Low-income parents are entitled to a public defender beginning at the hearing held 72 hours after a removal. By then, though, "it's too late," said Adam Ballout of the ABC Law Group. Once children are taken away, there are a lot of bureaucratic and legal hurdles to getting them back.

If they could just get involved a little earlier, Ballout and his colleagues felt, they could avoid a dependency case altogether.

That usually means rushing to a hospital room, or calling over Zoom, because their focus is largely mothers who have just given birth, most with substance addictions, triggering a hospital call to DCYF.

The lawyers aim to get there within 30 minutes, advising a mom of her rights. Then, they get a "parent ally" and social service worker, Gina Wassemiller, on the case. Often in a matter of hours, she rounds up services — most crucially, a bed at a treatment facility that accepts mothers and babies — that a mom can use to show removal is unnecessary.

She and the lawyers want to get everything lined up before DCYF holds a crucial decision-making meeting with parents and family members.

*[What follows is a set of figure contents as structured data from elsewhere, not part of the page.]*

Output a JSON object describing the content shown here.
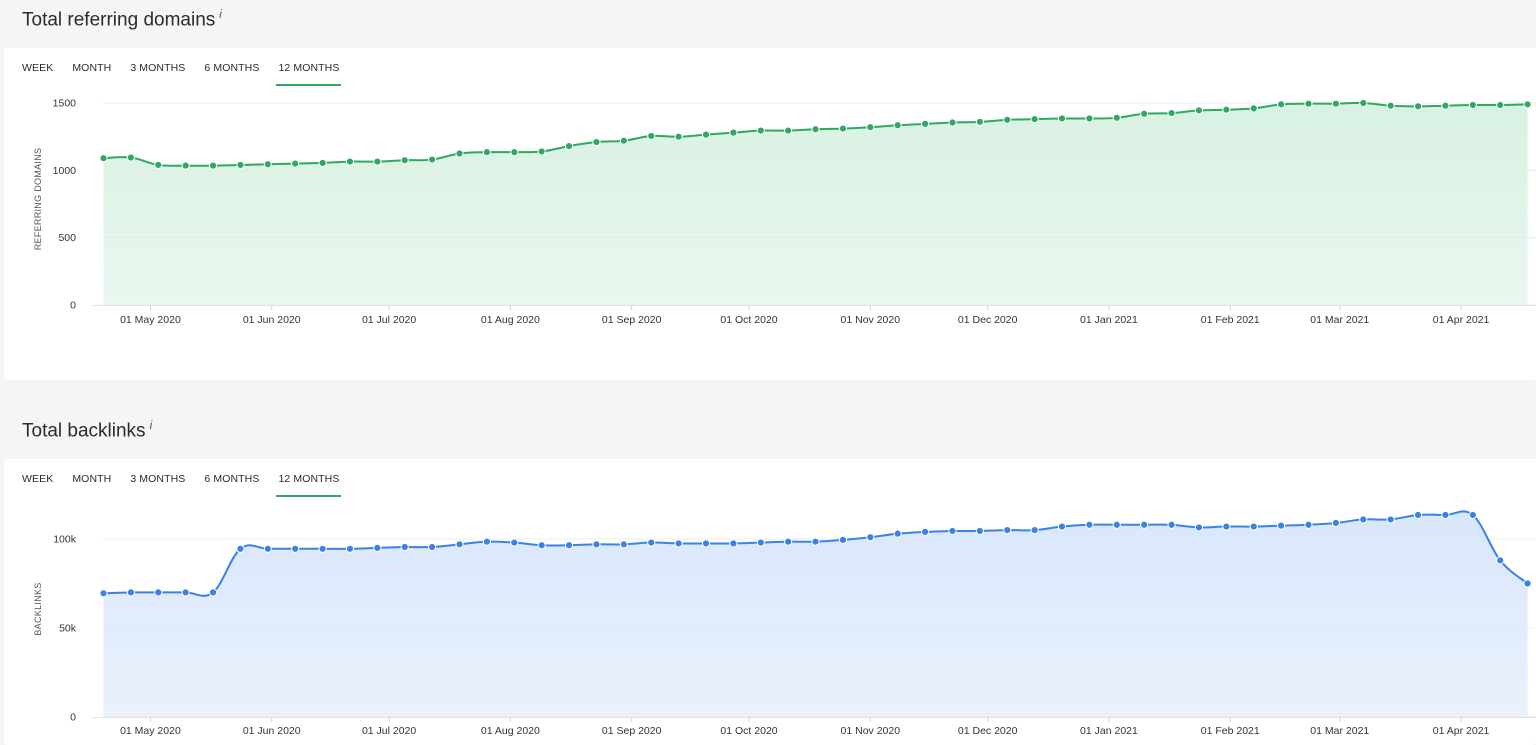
{
  "sections": [
    {
      "title": "Total referring domains",
      "info_icon": "info-icon",
      "tabs": [
        "WEEK",
        "MONTH",
        "3 MONTHS",
        "6 MONTHS",
        "12 MONTHS"
      ],
      "active_tab": 4
    },
    {
      "title": "Total backlinks",
      "info_icon": "info-icon",
      "tabs": [
        "WEEK",
        "MONTH",
        "3 MONTHS",
        "6 MONTHS",
        "12 MONTHS"
      ],
      "active_tab": 4
    }
  ],
  "chart_data": [
    {
      "type": "area",
      "title": "Total referring domains",
      "ylabel": "REFERRING DOMAINS",
      "xlabel": "",
      "color": "#2fa863",
      "fill": "#d8f1e2",
      "ylim": [
        0,
        1500
      ],
      "yticks": [
        0,
        500,
        1000,
        1500
      ],
      "ytick_labels": [
        "0",
        "500",
        "1000",
        "1500"
      ],
      "x_range": [
        "2020-04-19",
        "2021-04-19"
      ],
      "xtick_dates": [
        "2020-05-01",
        "2020-06-01",
        "2020-07-01",
        "2020-08-01",
        "2020-09-01",
        "2020-10-01",
        "2020-11-01",
        "2020-12-01",
        "2021-01-01",
        "2021-02-01",
        "2021-03-01",
        "2021-04-01"
      ],
      "xtick_labels": [
        "01 May 2020",
        "01 Jun 2020",
        "01 Jul 2020",
        "01 Aug 2020",
        "01 Sep 2020",
        "01 Oct 2020",
        "01 Nov 2020",
        "01 Dec 2020",
        "01 Jan 2021",
        "01 Feb 2021",
        "01 Mar 2021",
        "01 Apr 2021"
      ],
      "grid": true,
      "legend": "none",
      "start_date": "2020-04-19",
      "interval_days": 7,
      "values": [
        1090,
        1095,
        1040,
        1035,
        1035,
        1040,
        1045,
        1050,
        1055,
        1065,
        1065,
        1075,
        1080,
        1125,
        1135,
        1135,
        1140,
        1180,
        1210,
        1220,
        1255,
        1250,
        1265,
        1280,
        1295,
        1295,
        1305,
        1310,
        1320,
        1335,
        1345,
        1355,
        1360,
        1375,
        1380,
        1385,
        1385,
        1390,
        1420,
        1425,
        1445,
        1450,
        1460,
        1490,
        1495,
        1495,
        1500,
        1480,
        1475,
        1480,
        1485,
        1485,
        1490
      ]
    },
    {
      "type": "area",
      "title": "Total backlinks",
      "ylabel": "BACKLINKS",
      "xlabel": "",
      "color": "#3b82e6",
      "fill": "#d9e6fb",
      "ylim": [
        0,
        100000
      ],
      "yticks": [
        0,
        50000,
        100000
      ],
      "ytick_labels": [
        "0",
        "50k",
        "100k"
      ],
      "x_range": [
        "2020-04-19",
        "2021-04-19"
      ],
      "xtick_dates": [
        "2020-05-01",
        "2020-06-01",
        "2020-07-01",
        "2020-08-01",
        "2020-09-01",
        "2020-10-01",
        "2020-11-01",
        "2020-12-01",
        "2021-01-01",
        "2021-02-01",
        "2021-03-01",
        "2021-04-01"
      ],
      "xtick_labels": [
        "01 May 2020",
        "01 Jun 2020",
        "01 Jul 2020",
        "01 Aug 2020",
        "01 Sep 2020",
        "01 Oct 2020",
        "01 Nov 2020",
        "01 Dec 2020",
        "01 Jan 2021",
        "01 Feb 2021",
        "01 Mar 2021",
        "01 Apr 2021"
      ],
      "grid": true,
      "legend": "none",
      "start_date": "2020-04-19",
      "interval_days": 7,
      "values": [
        69500,
        70000,
        70000,
        70000,
        70000,
        94500,
        94500,
        94500,
        94500,
        94500,
        95000,
        95500,
        95500,
        97000,
        98500,
        98000,
        96500,
        96500,
        97000,
        97000,
        98000,
        97500,
        97500,
        97500,
        98000,
        98500,
        98500,
        99500,
        101000,
        103000,
        104000,
        104500,
        104500,
        105000,
        105000,
        107000,
        108000,
        108000,
        108000,
        108000,
        106500,
        107000,
        107000,
        107500,
        108000,
        109000,
        111000,
        111000,
        113500,
        113500,
        113500,
        88000,
        75000
      ]
    }
  ]
}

Having the F.I.R.S.T. Clinic involved made all the difference at one such meeting a year ago,  said Smith, the Kirkland mother who struggled with a drug addiction for years and had already lost two children to foster care when she gave birth to a third.

At previous meetings, said the 34-year-old, state workers advised her to get treatment but didn't tell her how or where. "Not even a brochure." They also grilled her and made her feel like a terrible person, she said.

This time around, Smith said, DCYF staff were open-minded and respectful. The F.I.R.S.T Clinic presented a plan for her and her newborn daughter to go to a six-month treatment center in Everett. The state agreed.

When she got out, she moved into a Kirkland apartment using a federal housing voucher for families who have been through the child-welfare system, pursued on the advice of Wassemiller. In November, Smith's two older children, 4 and 3, moved out of foster care and in with her.

"They're doing so good," Smith said, taking pride in a report written by a court-appointed advocate for the preschoolers. Smith read a passage that described them as happy and talkative, their speech improved. They "go to their mother for hugs and kisses for no other reason than to just be in her arms."